Les députés du Futur déplorent, dans ce contexte, que le Liban « perde une grande occasion de demeurer une terre de stabilité et de croissance à l'ombre des circonstances régionales et internationales actuelles ».
« Il semble qu'après avoir mis en œuvre son coup d'État contre le cabinet d'union nationale, puis nommé le Premier ministre dans les conditions que l'on sait, le 8 Mars semble jusqu'ici incapable de donner au Liban les moyens de profiter de cette occasion.

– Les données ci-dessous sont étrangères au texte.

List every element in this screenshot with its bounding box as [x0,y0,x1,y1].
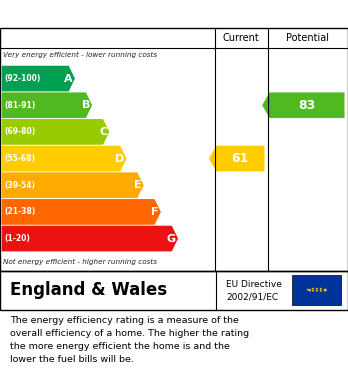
Polygon shape [2,172,144,198]
Polygon shape [262,92,345,118]
Text: (1-20): (1-20) [4,234,30,243]
Bar [292,275,341,305]
Text: G: G [167,233,176,244]
Polygon shape [2,226,178,251]
Text: England & Wales: England & Wales [10,281,168,299]
Polygon shape [209,146,264,171]
Text: Energy Efficiency Rating: Energy Efficiency Rating [69,7,279,22]
Text: (69-80): (69-80) [4,127,35,136]
Text: ★: ★ [315,289,318,293]
Text: ★: ★ [315,287,318,291]
Text: ★: ★ [322,288,326,292]
Text: (21-38): (21-38) [4,207,35,216]
Text: E: E [134,180,142,190]
Polygon shape [2,66,75,91]
Text: ★: ★ [307,288,311,292]
Text: Very energy efficient - lower running costs: Very energy efficient - lower running co… [3,52,158,59]
Text: ★: ★ [310,289,314,293]
Text: (55-68): (55-68) [4,154,35,163]
Text: (39-54): (39-54) [4,181,35,190]
Text: The energy efficiency rating is a measure of the
overall efficiency of a home. T: The energy efficiency rating is a measur… [10,316,250,364]
Text: ★: ★ [324,288,327,292]
Text: ★: ★ [319,287,323,291]
Text: (81-91): (81-91) [4,101,35,110]
Text: B: B [82,100,90,110]
Text: Not energy efficient - higher running costs: Not energy efficient - higher running co… [3,258,158,265]
Polygon shape [2,92,92,118]
Text: 2002/91/EC: 2002/91/EC [226,292,278,302]
Text: ★: ★ [319,289,323,293]
Text: 61: 61 [231,152,249,165]
Text: Current: Current [223,33,260,43]
Text: F: F [151,207,159,217]
Text: ★: ★ [306,288,310,292]
Polygon shape [2,119,109,145]
Polygon shape [2,199,161,225]
Text: (92-100): (92-100) [4,74,41,83]
Text: Potential: Potential [286,33,330,43]
Text: C: C [99,127,107,137]
Text: D: D [115,154,125,163]
Text: ★: ★ [310,287,314,291]
Text: ★: ★ [307,289,311,292]
Text: A: A [64,74,73,84]
Text: EU Directive: EU Directive [226,280,282,289]
Polygon shape [2,146,127,171]
Text: ★: ★ [322,289,326,292]
Text: 83: 83 [298,99,315,112]
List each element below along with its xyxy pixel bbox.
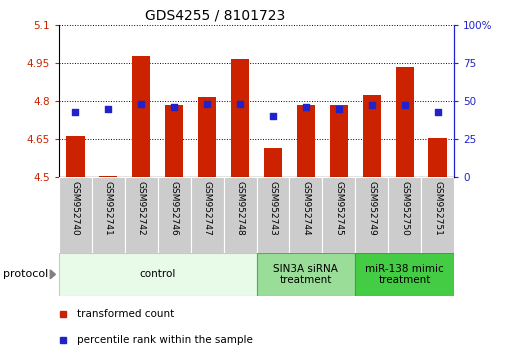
Point bbox=[269, 113, 277, 119]
Bar bbox=[224, 177, 256, 253]
Point bbox=[104, 105, 112, 111]
Bar bbox=[289, 177, 322, 253]
Bar bbox=[158, 177, 191, 253]
Point bbox=[433, 109, 442, 114]
Text: GSM952743: GSM952743 bbox=[268, 181, 278, 235]
Bar bbox=[421, 177, 454, 253]
Text: transformed count: transformed count bbox=[77, 309, 174, 319]
Point bbox=[71, 109, 80, 114]
Bar bbox=[264, 148, 282, 177]
Point bbox=[170, 104, 179, 110]
Text: GSM952751: GSM952751 bbox=[433, 181, 442, 236]
Bar bbox=[132, 57, 150, 177]
Bar bbox=[66, 136, 85, 177]
Text: GSM952742: GSM952742 bbox=[137, 181, 146, 235]
Bar bbox=[191, 177, 224, 253]
Text: GSM952748: GSM952748 bbox=[235, 181, 245, 235]
Bar bbox=[355, 177, 388, 253]
Bar bbox=[92, 177, 125, 253]
Bar bbox=[322, 177, 355, 253]
Bar bbox=[256, 177, 289, 253]
Text: GSM952744: GSM952744 bbox=[301, 181, 310, 235]
Text: protocol: protocol bbox=[3, 269, 48, 279]
Point bbox=[203, 101, 211, 107]
Bar bbox=[428, 138, 447, 177]
Bar bbox=[363, 95, 381, 177]
Bar bbox=[59, 253, 256, 296]
Text: GSM952745: GSM952745 bbox=[334, 181, 343, 235]
Bar bbox=[165, 105, 183, 177]
Bar bbox=[355, 253, 454, 296]
Text: GSM952749: GSM952749 bbox=[367, 181, 376, 235]
Bar bbox=[330, 105, 348, 177]
Bar bbox=[388, 177, 421, 253]
Point bbox=[334, 105, 343, 111]
Text: GSM952746: GSM952746 bbox=[170, 181, 179, 235]
Text: SIN3A siRNA
treatment: SIN3A siRNA treatment bbox=[273, 263, 338, 285]
Text: GDS4255 / 8101723: GDS4255 / 8101723 bbox=[145, 9, 286, 23]
Text: miR-138 mimic
treatment: miR-138 mimic treatment bbox=[365, 263, 444, 285]
Point bbox=[302, 104, 310, 110]
Bar bbox=[297, 105, 315, 177]
Point bbox=[137, 101, 145, 107]
Bar bbox=[125, 177, 158, 253]
Text: GSM952740: GSM952740 bbox=[71, 181, 80, 235]
Text: GSM952741: GSM952741 bbox=[104, 181, 113, 235]
Point bbox=[236, 101, 244, 107]
Bar bbox=[396, 67, 413, 177]
Point bbox=[368, 103, 376, 108]
Bar bbox=[198, 97, 216, 177]
Point bbox=[401, 103, 409, 108]
Text: GSM952750: GSM952750 bbox=[400, 181, 409, 236]
Text: percentile rank within the sample: percentile rank within the sample bbox=[77, 335, 252, 345]
Bar bbox=[59, 177, 92, 253]
Text: control: control bbox=[140, 269, 176, 279]
Bar bbox=[100, 176, 117, 177]
Bar bbox=[231, 59, 249, 177]
Bar bbox=[256, 253, 355, 296]
Text: GSM952747: GSM952747 bbox=[203, 181, 212, 235]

Pire : par son comportement et son immobilisme, ce camp aggrave les résultats négatifs et les problèmes existants, multiplie les nuisances contre les intérêts du Liban et des Libanais et les prive d'énormes ressources qu'ils auraient pu capter et dont ils auraient pu en bénéficier », conclut le bloc.
Geagea ne reconnaît pas la « résistance »
Pour sa part, le chef du comité exécutif des Forces libanaises, Samir Geagea, a fait valoir, pour la deuxième journée consécutive, que la mise en place ou pas du gouvernement « ne changerait rien à la situation au Liban ».
Pour M. Geagea, qui s'exprimait dans une déclaration à la presse, le cabinet « ne serait pas formé en vue de renforcer l'État libanais, mais uniquement pour soutenir la position des partenaires au sein du 8 Mars qui aiment à se baptiser "résistance" ». « En ce qui nous concerne, nous ne reconnaissons pas leur existence en tant que résistance, dans la mesure où aucune loi émanant du Parlement ne les a chargés de cette mission », a-t-il ajouté.
Commentant par ailleurs les propos du secrétaire général du Hezbollah, Hassan Nasrallah, à propos de WikiLeaks et la distinction qu'il a établie entre les fuites touchant le 14 Mars et celles concernant ses alliés au sein du 8 Mars, le chef des FL a dit : « Le Liban est un pays libre. Les gens y disposent d'une liberté totale pour exprimer leurs diverses opinions. Pourquoi accorder tant d'importance à quelques papiers de WikiLeaks au moment où nous disons tout haut ce que nous pensons et puisque nous répétons tous les jours dans nos déclarations que nous ne voulons pas qu'il y ait des armes hors de la légalité ? »
De son côté, le chef du PNL, Dory Chamoun, qui a été reçu par M. Geagea à Meerab, a souligné que « le 8 Mars, en particulier le Hezbollah, comptait sur le soutien syrien et iranien dans le processus de formation du cabinet. Mais du fait de ce qui se passe en Syrie, celle-ci est à présent trop occupée par ses propres problèmes et n'a pas de temps à consacrer à quiconque ».
Pour M. Chamoun, « il revient dès lors à la nouvelle majorité de réviser ses priorités et ses calculs d'une manière qui puisse assurer l'intérêt supérieur du Liban ». Il a laissé entendre à ce propos qu'un positionnement commun dans le cadre du « front de lutte » entre le président de la Chambre, Nabih Berry, et le chef du PSP, Walid Joumblatt, « aurait un effet certain sur la nouvelle majorité et la formation du gouvernement ».